See what I mean? Now, we have some dilemma. Tension. We had that before, though.
But we’ve added depth to the emotions. We’ve:
heightened the reading experience for the reader by
showing physical manifestations of the character’s emotions in the scene,
allowing the reader to conclude the character feels a certain way, and thereby
immersing the reader in the story more.
And while it’s perfectly suitable to say he reached over and grabbed the gun, sometimes it’s better to dive deep and amplify what the character is going through at that moment. Don’t say he’s nervous; show his trembling fingers and sweaty brow. Don’t say he hesitates; show him staring at the wall and hearing his daughter and running his hands through his hair.
These are things that physically show what’s going on and allow the reader to conclude he’s nervous and conflicted about what he’s going to do.
And it takes a lot of effort to write the scene, get the characters all doing what they’re supposed to do, and make things as intense as they need to be – all in one take. It’s work! And it’s tiring! And you’re doing it while also thinking about how he rushes in and confronts the bad guys –
so are you 100% focused on the reader’s experience?
You say he grabbed the gun – and you assume the reader totally understands the character’s mindset because YOU do. You see it all, the screams and the panic and the fear . . .
But is what you had in your head what you put on the page?
Not after the first draft, usually.
So you can’t do it all the time, but you’re going to have certain places in your story where you innately want to do it. Those will be fine. You’ll spend time on those because they’re important.
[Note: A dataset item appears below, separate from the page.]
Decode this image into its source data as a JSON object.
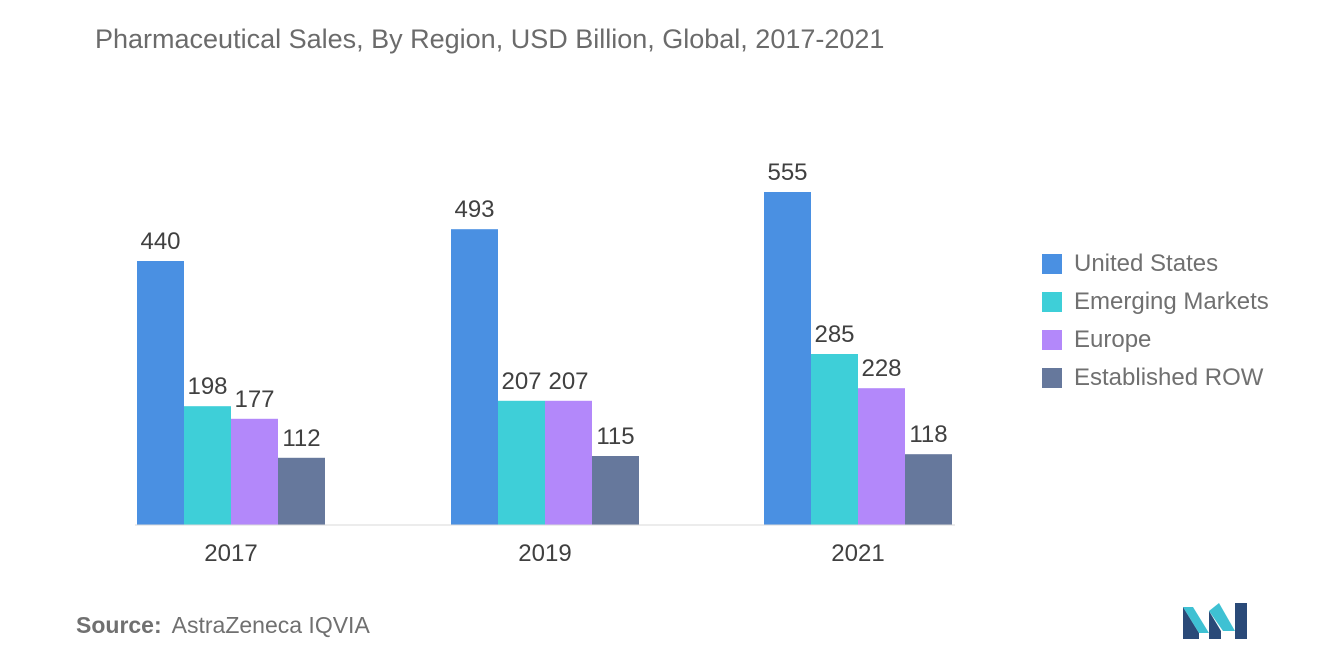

I’m telling you to go back when you’re done with the story and find other places where you can really raise up the tension or emotion or drama. Because they’re ALL important, or they shouldn’t be in the story.
And let’s face it. Reading is an escape. It’s done for pleasure.
If it’s a pleasurable escape,
make sure when you put your readers on the roller coaster you take them to the top of the big hill AND the bottom of the big hill
– and lots of other hills in between.
The twists and turns and all the things that make the roller coaster riders scream with glee are the kind of things you want in your story for your reader to rave about to their friends.